Adaptive $Q$-Aid for Conditional Supervised Learning in Offline Reinforcement Learning

TL;DR

This work introduces Q-Aided Conditional Supervised Learning (QCS), which effectively combines the stability of RCSL with the stitching capability of Q-functions, and adaptively integrates RCSL's loss function based on trajectory return.

Abstract

Offline reinforcement learning (RL) has progressed with return-conditioned supervised learning (RCSL), but its lack of stitching ability remains a limitation. We introduce $Q$-Aided Conditional Supervised Learning (QCS), which effectively combines the stability of RCSL with the stitching capability of $Q$-functions. By analyzing $Q$-function over-generalization, which impairs stable stitching, QCS adaptively integrates $Q$-aid into RCSL's loss function based on trajectory return. Empirical results show that QCS significantly outperforms RCSL and value-based methods, consistently achieving or exceeding the maximum trajectory returns across diverse offline RL benchmarks.

Figures (12)

• Figure 1: Conceptual idea of QCS: Follow RCSL when learning from optimal trajectories where it predicts actions confidently but the $Q$-function may stitch incorrectly. Conversely, refer to the $Q$-function when learning from sub-optimal trajectories where RCSL is less certain but the $Q$-function is likely accurate.
• Figure 2: Mean normalized return in MuJoCo medium, medium-replay, medium-expert, and AntMaze large.
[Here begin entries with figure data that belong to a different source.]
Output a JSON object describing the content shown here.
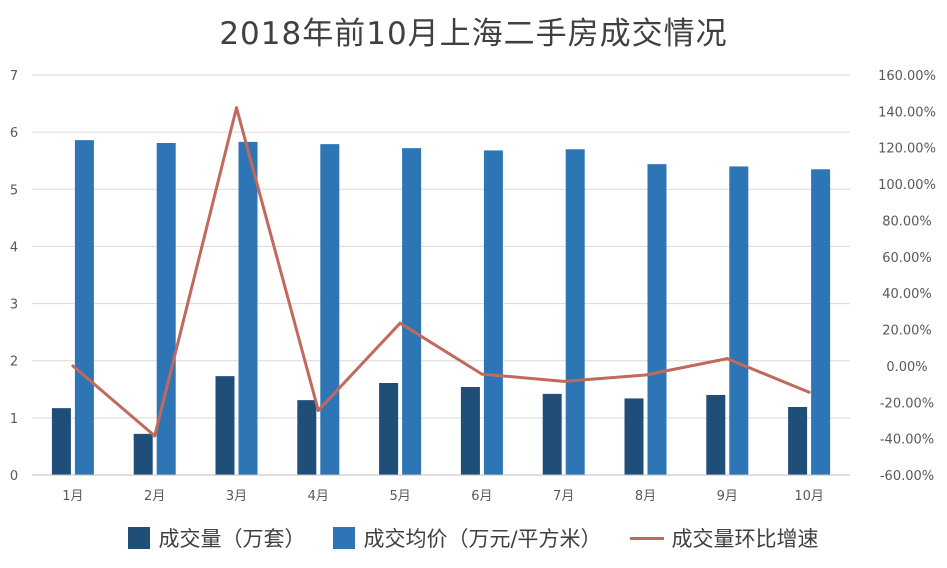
{
  "chart_data": {
    "type": "bar",
    "title": "2018年前10月上海二手房成交情况",
    "categories": [
      "1月",
      "2月",
      "3月",
      "4月",
      "5月",
      "6月",
      "7月",
      "8月",
      "9月",
      "10月"
    ],
    "series": [
      {
        "name": "成交量（万套）",
        "kind": "bar",
        "axis": "left",
        "color": "#1f4e79",
        "values": [
          1.17,
          0.72,
          1.73,
          1.31,
          1.61,
          1.54,
          1.42,
          1.34,
          1.4,
          1.19
        ]
      },
      {
        "name": "成交均价（万元/平方米）",
        "kind": "bar",
        "axis": "left",
        "color": "#2e75b6",
        "values": [
          5.86,
          5.81,
          5.83,
          5.79,
          5.72,
          5.68,
          5.7,
          5.44,
          5.4,
          5.35
        ]
      },
      {
        "name": "成交量环比增速",
        "kind": "line",
        "axis": "right",
        "color": "#c0695c",
        "values": [
          0.0,
          -38.5,
          142.0,
          -24.5,
          23.5,
          -4.5,
          -8.5,
          -5.0,
          4.0,
          -14.5
        ]
      }
    ],
    "left_axis": {
      "min": 0,
      "max": 7,
      "ticks": [
        "0",
        "1",
        "2",
        "3",
        "4",
        "5",
        "6",
        "7"
      ]
    },
    "right_axis": {
      "min": -60,
      "max": 160,
      "ticks": [
        "-60.00%",
        "-40.00%",
        "-20.00%",
        "0.00%",
        "20.00%",
        "40.00%",
        "60.00%",
        "80.00%",
        "100.00%",
        "120.00%",
        "140.00%",
        "160.00%"
      ]
    },
    "grid": true,
    "legend": "bottom"
  }
}
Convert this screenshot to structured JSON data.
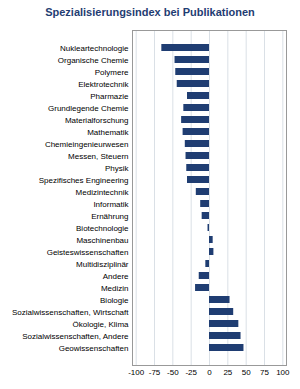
{
  "chart_data": {
    "type": "bar",
    "orientation": "horizontal",
    "title": "Spezialisierungsindex bei Publikationen",
    "categories": [
      "Nukleartechnologie",
      "Organische Chemie",
      "Polymere",
      "Elektrotechnik",
      "Pharmazie",
      "Grundlegende Chemie",
      "Materialforschung",
      "Mathematik",
      "Chemieingenieurwesen",
      "Messen, Steuern",
      "Physik",
      "Spezifisches Engineering",
      "Medizintechnik",
      "Informatik",
      "Ernährung",
      "Biotechnologie",
      "Maschinenbau",
      "Geisteswissenschaften",
      "Multidisziplinär",
      "Andere",
      "Medizin",
      "Biologie",
      "Sozialwissenschaften, Wirtschaft",
      "Ökologie, Klima",
      "Sozialwissenschaften, Andere",
      "Geowissenschaften"
    ],
    "values": [
      -65,
      -47,
      -46,
      -44,
      -30,
      -35,
      -38,
      -36,
      -33,
      -32,
      -31,
      -30,
      -18,
      -12,
      -10,
      -2,
      5,
      6,
      -5,
      -14,
      -19,
      28,
      33,
      40,
      43,
      47
    ],
    "color": "#1f3d72",
    "xlim": [
      -105,
      105
    ],
    "xticks": [
      -100,
      -75,
      -50,
      -25,
      0,
      25,
      50,
      75,
      100
    ],
    "grid": true
  }
}
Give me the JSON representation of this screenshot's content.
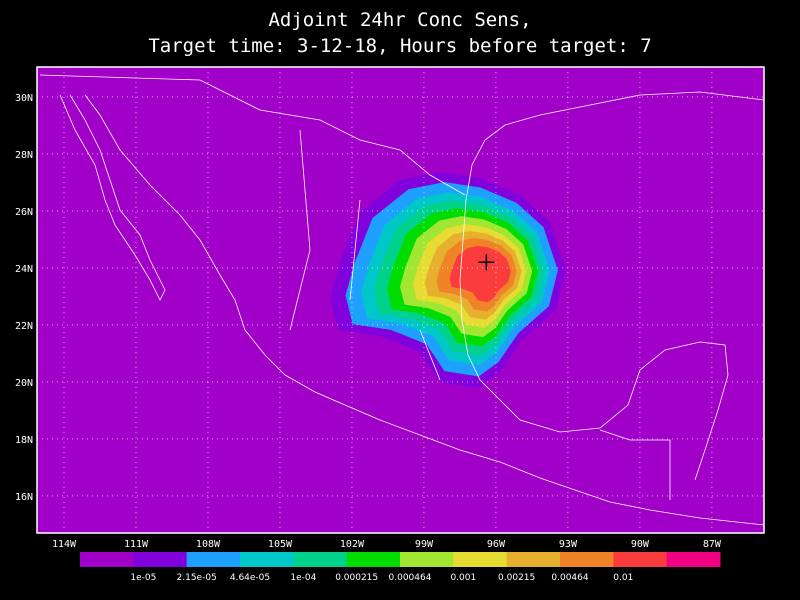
{
  "title": [
    "Adjoint 24hr Conc Sens,",
    "Target time: 3-12-18, Hours before target: 7"
  ],
  "map": {
    "lon_range": [
      -115.125,
      -84.83
    ],
    "lat_range": [
      14.7,
      31.05
    ],
    "lon_ticks": [
      {
        "value": -114,
        "label": "114W"
      },
      {
        "value": -111,
        "label": "111W"
      },
      {
        "value": -108,
        "label": "108W"
      },
      {
        "value": -105,
        "label": "105W"
      },
      {
        "value": -102,
        "label": "102W"
      },
      {
        "value": -99,
        "label": "99W"
      },
      {
        "value": -96,
        "label": "96W"
      },
      {
        "value": -93,
        "label": "93W"
      },
      {
        "value": -90,
        "label": "90W"
      },
      {
        "value": -87,
        "label": "87W"
      }
    ],
    "lat_ticks": [
      {
        "value": 30,
        "label": "30N"
      },
      {
        "value": 28,
        "label": "28N"
      },
      {
        "value": 26,
        "label": "26N"
      },
      {
        "value": 24,
        "label": "24N"
      },
      {
        "value": 22,
        "label": "22N"
      },
      {
        "value": 20,
        "label": "20N"
      },
      {
        "value": 18,
        "label": "18N"
      },
      {
        "value": 16,
        "label": "16N"
      }
    ],
    "grid": true,
    "coast_color": "#ffffff",
    "target": [
      -96.4,
      24.2
    ]
  },
  "colorbar": {
    "colors": [
      "#a000c8",
      "#8200dc",
      "#1ea0ff",
      "#00c8c8",
      "#00d28c",
      "#00dc00",
      "#a0e632",
      "#e6dc32",
      "#e6af2d",
      "#f08228",
      "#fa3c3c",
      "#f00082"
    ],
    "labels": [
      "1e-05",
      "2.15e-05",
      "4.64e-05",
      "1e-04",
      "0.000215",
      "0.000464",
      "0.001",
      "0.00215",
      "0.00464",
      "0.01"
    ]
  }
}
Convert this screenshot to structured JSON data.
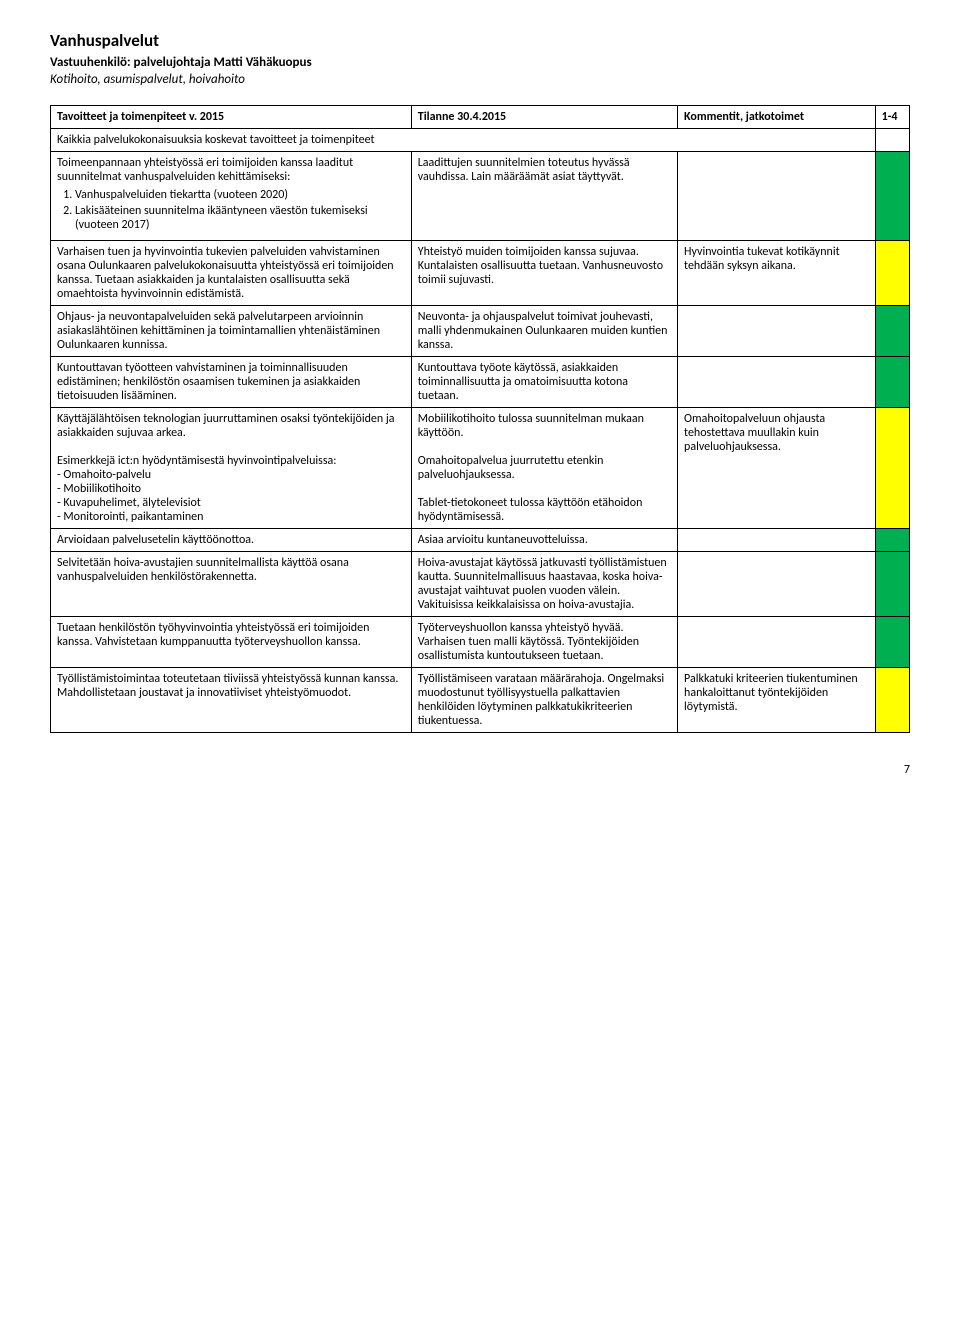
{
  "header": {
    "title": "Vanhuspalvelut",
    "responsible": "Vastuuhenkilö: palvelujohtaja Matti Vähäkuopus",
    "scope": "Kotihoito, asumispalvelut, hoivahoito"
  },
  "table": {
    "headers": {
      "col1": "Tavoitteet ja toimenpiteet v. 2015",
      "col2": "Tilanne 30.4.2015",
      "col3": "Kommentit, jatkotoimet",
      "col4": "1-4"
    },
    "section_label": "Kaikkia palvelukokonaisuuksia koskevat tavoitteet ja toimenpiteet",
    "rows": [
      {
        "left_intro": "Toimeenpannaan yhteistyössä eri toimijoiden kanssa laaditut suunnitelmat vanhuspalveluiden kehittämiseksi:",
        "left_items": [
          "Vanhuspalveluiden tiekartta (vuoteen 2020)",
          "Lakisääteinen suunnitelma ikääntyneen väestön tukemiseksi (vuoteen 2017)"
        ],
        "mid": "Laadittujen suunnitelmien toteutus hyvässä vauhdissa. Lain määräämät asiat täyttyvät.",
        "right": "",
        "status": "green"
      },
      {
        "left": "Varhaisen tuen ja hyvinvointia tukevien palveluiden vahvistaminen osana Oulunkaaren palvelukokonaisuutta yhteistyössä eri toimijoiden kanssa. Tuetaan asiakkaiden ja kuntalaisten osallisuutta sekä omaehtoista hyvinvoinnin edistämistä.",
        "mid": "Yhteistyö muiden toimijoiden kanssa sujuvaa. Kuntalaisten osallisuutta tuetaan. Vanhusneuvosto toimii sujuvasti.",
        "right": "Hyvinvointia tukevat kotikäynnit tehdään syksyn aikana.",
        "status": "yellow"
      },
      {
        "left": "Ohjaus- ja neuvontapalveluiden sekä palvelutarpeen arvioinnin asiakaslähtöinen kehittäminen ja toimintamallien yhtenäistäminen Oulunkaaren kunnissa.",
        "mid": "Neuvonta- ja ohjauspalvelut toimivat jouhevasti, malli yhdenmukainen Oulunkaaren muiden kuntien kanssa.",
        "right": "",
        "status": "green"
      },
      {
        "left": "Kuntouttavan työotteen vahvistaminen ja toiminnallisuuden edistäminen; henkilöstön osaamisen tukeminen ja asiakkaiden tietoisuuden lisääminen.",
        "mid": "Kuntouttava työote käytössä, asiakkaiden toiminnallisuutta ja omatoimisuutta kotona tuetaan.",
        "right": "",
        "status": "green"
      },
      {
        "left_a": "Käyttäjälähtöisen teknologian juurruttaminen osaksi työntekijöiden ja asiakkaiden sujuvaa arkea.",
        "left_b": "Esimerkkejä ict:n hyödyntämisestä hyvinvointipalveluissa:",
        "left_bullets": [
          "- Omahoito-palvelu",
          "- Mobiilikotihoito",
          "- Kuvapuhelimet, älytelevisiot",
          "- Monitorointi, paikantaminen"
        ],
        "mid_a": "Mobiilikotihoito tulossa suunnitelman mukaan käyttöön.",
        "mid_b": "Omahoitopalvelua juurrutettu etenkin palveluohjauksessa.",
        "mid_c": "Tablet-tietokoneet tulossa käyttöön etähoidon hyödyntämisessä.",
        "right": "Omahoitopalveluun ohjausta tehostettava muullakin kuin palveluohjauksessa.",
        "status": "yellow"
      },
      {
        "left": "Arvioidaan palvelusetelin käyttöönottoa.",
        "mid": "Asiaa arvioitu kuntaneuvotteluissa.",
        "right": "",
        "status": "green"
      },
      {
        "left": "Selvitetään hoiva-avustajien suunnitelmallista käyttöä osana vanhuspalveluiden henkilöstörakennetta.",
        "mid": "Hoiva-avustajat käytössä jatkuvasti työllistämistuen kautta. Suunnitelmallisuus haastavaa, koska hoiva-avustajat vaihtuvat puolen vuoden välein. Vakituisissa keikkalaisissa on hoiva-avustajia.",
        "right": "",
        "status": "green"
      },
      {
        "left": "Tuetaan henkilöstön työhyvinvointia yhteistyössä eri toimijoiden kanssa. Vahvistetaan kumppanuutta työterveyshuollon kanssa.",
        "mid": "Työterveyshuollon kanssa yhteistyö hyvää. Varhaisen tuen malli käytössä. Työntekijöiden osallistumista kuntoutukseen tuetaan.",
        "right": "",
        "status": "green"
      },
      {
        "left": "Työllistämistoimintaa toteutetaan tiiviissä yhteistyössä kunnan kanssa. Mahdollistetaan joustavat ja innovatiiviset yhteistyömuodot.",
        "mid": "Työllistämiseen varataan määrärahoja. Ongelmaksi muodostunut työllisyystuella palkattavien henkilöiden löytyminen palkkatukikriteerien tiukentuessa.",
        "right": "Palkkatuki kriteerien tiukentuminen hankaloittanut työntekijöiden löytymistä.",
        "status": "yellow"
      }
    ]
  },
  "footer": {
    "page": "7"
  },
  "colors": {
    "yellow": "#ffff00",
    "green": "#00b050"
  }
}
The scores of RCSL, the value-based methods, and the combined methods represent the maximum mean performances within their respective groups. The full scores are in Section \ref{['overall-performance']}.
• Figure 3: An example demonstrating the limit of RCSL: The dataset consists of two trajectories, with a time limit of $T=3$ and a discount factor $\gamma=1$. The black dashed arrow represents the optimal policy yielding a maximum return of 7.
• Figure 4: (a) the view of the environment and true $Q$ calculated through value iteration, (b) training datasets with color representing the true $Q$ for each sample, (c) $Q_\theta$ learned through regression with a medium dataset (upper) and an expert dataset (bottom), (d) $Q_\theta$ learned through IQL with a medium dataset (upper) and an expert dataset (bottom).
• Figure 5: We present the estimated $Q_{\theta}(s,\bar{a})$ for $\bar{a}\in\mathcal{A}$ and the normalized NTK $k_{\theta}(s,\bar{a},s,a_{\text{ref}})/\lVert \nabla_{\theta}Q_{\theta}(s,a_{\text{ref}}) \rVert_{2}^{2}$ across four datasets with a 1D action space for Inverted Double Pendulum and a 3D action space for Hopper. In these figures, we fix the state $s$ and the fixed reference action $a_{\text{ref}}$ at zero (marked as $\filledstar$), and sweep over all actions $\bar{a}\in\mathcal{A}$. For Hopper, we use axes for action dimensions and color to represent $Q$-values in 3D plots. Additionally, in the NTK plot, we only include the high-NTK regions for values over 0.9. Refer to Appendix \ref{['appx:ntk-further']} for details.